AFF Secretary General Sayed Aghazada said that the match showed "that after a very difficult period" Afghanistan "was returning to normality".

"Afghan football has improved in terms of organisation and infrastructure, and we now believe that football can play an even bigger role in our country."

Pakistani officials also expressed optimism that the match would deepen the relationship between the two countries.

Football was not banned during the Taliban's rule in Afghanistan from 1996 until 2001, but during their time in power they used the old Ghazi stadium in Kabul as a venue for executions, stonings and mutilations.

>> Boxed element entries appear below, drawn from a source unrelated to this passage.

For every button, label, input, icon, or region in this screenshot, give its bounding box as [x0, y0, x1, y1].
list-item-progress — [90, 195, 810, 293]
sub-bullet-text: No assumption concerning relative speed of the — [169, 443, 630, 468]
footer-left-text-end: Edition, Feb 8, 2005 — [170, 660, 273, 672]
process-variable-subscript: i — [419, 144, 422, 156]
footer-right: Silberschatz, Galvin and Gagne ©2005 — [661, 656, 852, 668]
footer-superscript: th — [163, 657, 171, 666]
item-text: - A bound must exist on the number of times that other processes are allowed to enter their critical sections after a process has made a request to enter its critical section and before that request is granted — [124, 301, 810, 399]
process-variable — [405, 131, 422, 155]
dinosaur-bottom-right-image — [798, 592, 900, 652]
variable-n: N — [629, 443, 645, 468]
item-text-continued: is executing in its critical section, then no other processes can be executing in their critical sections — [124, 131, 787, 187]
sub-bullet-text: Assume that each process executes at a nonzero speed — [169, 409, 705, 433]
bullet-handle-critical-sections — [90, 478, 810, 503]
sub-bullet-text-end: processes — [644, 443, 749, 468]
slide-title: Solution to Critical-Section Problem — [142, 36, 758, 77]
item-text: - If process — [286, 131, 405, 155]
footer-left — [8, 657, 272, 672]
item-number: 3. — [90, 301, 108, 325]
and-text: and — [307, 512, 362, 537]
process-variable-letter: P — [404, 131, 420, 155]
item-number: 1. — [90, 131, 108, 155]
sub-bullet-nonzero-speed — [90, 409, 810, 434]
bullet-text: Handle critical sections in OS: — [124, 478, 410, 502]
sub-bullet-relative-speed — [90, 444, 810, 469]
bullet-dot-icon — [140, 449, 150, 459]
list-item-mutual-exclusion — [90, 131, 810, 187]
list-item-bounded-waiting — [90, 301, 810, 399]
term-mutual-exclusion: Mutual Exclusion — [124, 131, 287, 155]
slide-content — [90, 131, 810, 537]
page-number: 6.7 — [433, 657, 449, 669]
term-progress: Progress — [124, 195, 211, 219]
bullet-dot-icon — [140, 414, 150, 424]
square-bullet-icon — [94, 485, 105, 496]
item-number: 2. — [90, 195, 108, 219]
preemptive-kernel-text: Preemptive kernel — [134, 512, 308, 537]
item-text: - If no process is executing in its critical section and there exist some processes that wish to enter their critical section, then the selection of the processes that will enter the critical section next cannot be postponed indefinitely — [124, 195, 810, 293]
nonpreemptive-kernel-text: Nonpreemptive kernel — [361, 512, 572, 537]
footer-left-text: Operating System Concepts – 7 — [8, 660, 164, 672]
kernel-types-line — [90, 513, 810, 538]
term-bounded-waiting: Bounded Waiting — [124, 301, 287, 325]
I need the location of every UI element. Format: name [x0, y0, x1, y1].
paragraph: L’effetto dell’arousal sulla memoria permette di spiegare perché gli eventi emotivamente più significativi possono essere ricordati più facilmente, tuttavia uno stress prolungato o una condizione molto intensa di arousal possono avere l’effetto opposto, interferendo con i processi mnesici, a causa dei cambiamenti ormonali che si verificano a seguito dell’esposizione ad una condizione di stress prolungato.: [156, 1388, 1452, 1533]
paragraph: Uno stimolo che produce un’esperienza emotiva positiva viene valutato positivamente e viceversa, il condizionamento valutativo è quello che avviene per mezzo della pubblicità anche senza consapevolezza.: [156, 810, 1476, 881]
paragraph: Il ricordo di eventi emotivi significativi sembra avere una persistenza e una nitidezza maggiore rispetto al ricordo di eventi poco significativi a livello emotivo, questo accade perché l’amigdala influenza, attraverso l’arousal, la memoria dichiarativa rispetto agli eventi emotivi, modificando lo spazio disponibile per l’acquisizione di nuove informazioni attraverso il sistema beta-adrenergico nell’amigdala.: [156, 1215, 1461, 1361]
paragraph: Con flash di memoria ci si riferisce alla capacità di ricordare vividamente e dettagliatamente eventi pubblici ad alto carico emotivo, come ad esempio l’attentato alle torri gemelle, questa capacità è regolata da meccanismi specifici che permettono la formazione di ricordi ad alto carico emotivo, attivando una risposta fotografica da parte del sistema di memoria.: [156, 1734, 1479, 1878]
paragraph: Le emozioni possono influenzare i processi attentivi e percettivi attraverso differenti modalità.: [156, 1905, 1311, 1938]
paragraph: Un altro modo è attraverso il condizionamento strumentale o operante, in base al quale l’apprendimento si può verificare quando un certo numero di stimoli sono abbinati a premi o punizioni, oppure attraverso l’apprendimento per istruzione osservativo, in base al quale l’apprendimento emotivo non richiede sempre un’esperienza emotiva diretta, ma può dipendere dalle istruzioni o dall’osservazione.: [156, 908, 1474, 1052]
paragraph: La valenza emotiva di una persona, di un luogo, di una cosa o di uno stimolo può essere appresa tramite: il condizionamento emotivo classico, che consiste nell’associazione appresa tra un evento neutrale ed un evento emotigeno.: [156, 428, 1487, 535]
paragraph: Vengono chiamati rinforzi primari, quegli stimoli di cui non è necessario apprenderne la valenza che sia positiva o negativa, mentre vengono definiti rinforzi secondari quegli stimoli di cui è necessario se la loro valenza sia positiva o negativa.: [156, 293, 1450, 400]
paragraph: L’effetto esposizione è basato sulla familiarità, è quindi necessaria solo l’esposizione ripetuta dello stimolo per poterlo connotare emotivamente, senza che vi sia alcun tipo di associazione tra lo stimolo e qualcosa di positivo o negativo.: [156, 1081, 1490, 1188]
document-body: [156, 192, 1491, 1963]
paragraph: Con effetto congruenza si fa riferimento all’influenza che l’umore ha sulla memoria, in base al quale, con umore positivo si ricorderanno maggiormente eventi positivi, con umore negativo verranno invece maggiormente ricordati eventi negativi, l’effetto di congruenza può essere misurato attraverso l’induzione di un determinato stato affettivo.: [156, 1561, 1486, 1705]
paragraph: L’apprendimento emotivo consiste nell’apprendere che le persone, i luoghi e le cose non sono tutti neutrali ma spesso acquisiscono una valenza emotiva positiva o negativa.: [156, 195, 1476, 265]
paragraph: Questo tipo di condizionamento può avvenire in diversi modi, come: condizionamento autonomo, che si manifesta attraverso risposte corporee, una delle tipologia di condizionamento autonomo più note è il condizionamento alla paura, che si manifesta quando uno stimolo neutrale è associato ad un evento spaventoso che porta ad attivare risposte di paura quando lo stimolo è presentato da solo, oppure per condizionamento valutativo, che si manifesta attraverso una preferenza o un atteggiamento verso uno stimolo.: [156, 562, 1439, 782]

One spectator, Ahmadzai Fazeli, 25, told AFP that Taliban insurgents at a roadblock in volatile Wardak province had wished the team every success.

"On the way here the Taliban stopped me. I told them I was going to the football match, and they happily let me pass," he said. "Now I am here feeling very patriotic and happy."

Ranked 139th in the world, Afghanistan had last played at home in 2003 against Turkmenistan.

Pakistan's team is ranked 28 places below Afghanistan and has not played in Kabul since 1977.

Head coach Zavisa Milosavljev told AFP that his aim was to get international exposure for youth players and players "who don't play continually".

"Pakistan also has problems," he said. "We haven't played a single match in Pakistan."